Nun sind (3a) und (3b) eigentlich keine Fakten über Adams Arbeit, sondern Fakten über die Gedanken und Meinungen von Menschen. Wenn es sich aber um echte Menschen mit echten Gedanken handeln würde, dann wären das genauso Behauptungen über Merkmale der realen Welt wie Behauptungen über den Himmel und die Bäume. Wenn Adam wirklich denkt, dass er eine Eins verdient, dann ist es eine einfache Wahrheit, dass er das denkt. (3a) und (3b) gehören also zur selben Klasse und können auf dieselbe Weise analysiert werden wie (1) und (4).
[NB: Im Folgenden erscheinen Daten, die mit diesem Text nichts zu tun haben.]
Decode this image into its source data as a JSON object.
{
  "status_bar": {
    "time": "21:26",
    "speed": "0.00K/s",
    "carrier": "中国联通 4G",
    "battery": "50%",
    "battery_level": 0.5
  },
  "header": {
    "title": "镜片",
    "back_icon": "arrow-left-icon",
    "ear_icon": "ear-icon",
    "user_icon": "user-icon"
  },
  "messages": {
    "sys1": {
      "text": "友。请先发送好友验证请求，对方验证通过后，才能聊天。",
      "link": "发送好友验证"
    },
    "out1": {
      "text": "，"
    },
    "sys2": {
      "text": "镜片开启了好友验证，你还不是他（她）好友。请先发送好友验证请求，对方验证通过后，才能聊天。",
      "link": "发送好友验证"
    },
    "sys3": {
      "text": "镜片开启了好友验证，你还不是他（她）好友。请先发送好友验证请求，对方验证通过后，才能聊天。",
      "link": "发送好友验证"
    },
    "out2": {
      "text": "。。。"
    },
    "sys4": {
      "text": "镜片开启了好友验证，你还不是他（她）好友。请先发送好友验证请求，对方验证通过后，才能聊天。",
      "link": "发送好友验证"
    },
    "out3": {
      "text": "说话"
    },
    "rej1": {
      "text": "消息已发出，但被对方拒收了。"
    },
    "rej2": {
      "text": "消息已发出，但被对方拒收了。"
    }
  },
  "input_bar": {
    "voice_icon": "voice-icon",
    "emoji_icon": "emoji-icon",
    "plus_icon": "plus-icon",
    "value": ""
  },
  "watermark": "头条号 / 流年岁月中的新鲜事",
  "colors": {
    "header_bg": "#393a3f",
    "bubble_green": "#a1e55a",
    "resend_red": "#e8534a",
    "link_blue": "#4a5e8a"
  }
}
Worauf meine Studenten wirklich hinauswollen, ist (3c). Sie scheinen zu glauben, dass es zu (3c) einfach keine Fakten gibt und wir nur die Meinungen von mehr oder weniger qualifizierten Beurteilern haben. Aber wenn es keine Fakten über (3c) gibt, dann haben wir immer noch keine „subjektive Wahrheit“. Wir haben einfach eine Aneinanderreihung von Worten, die nicht wahr ist. Ihrer Ansicht nach drückt sie keine Tatsache über die Welt aus, also drückt sie einfach keine Wahrheit aus. Die einzigen Wahrheiten, die wir ausdrücken können, wären Wahrheiten über die Note, die er tatsächlich erhalten hat, oder die Note, die er nach Meinung verschiedener Leute hätte erhalten sollen, und das sind ganz einfache, alte Wahrheiten. Meiner Meinung nach sollten wir vielleicht die Annahme überdenken, dass es keine Tatsache über (3c) gibt, aber für das vorliegende Argument brauchen wir das nicht zu tun. Wenn es einen Sachverhalt gibt, dann gibt es eine schlichte, alte, einfache Wahrheit, und wenn es keinen Sachverhalt gibt, dann gibt es keine. In keinem der beiden Fälle haben wir das magische Einhorn „subjektive Wahrheit“ gefunden.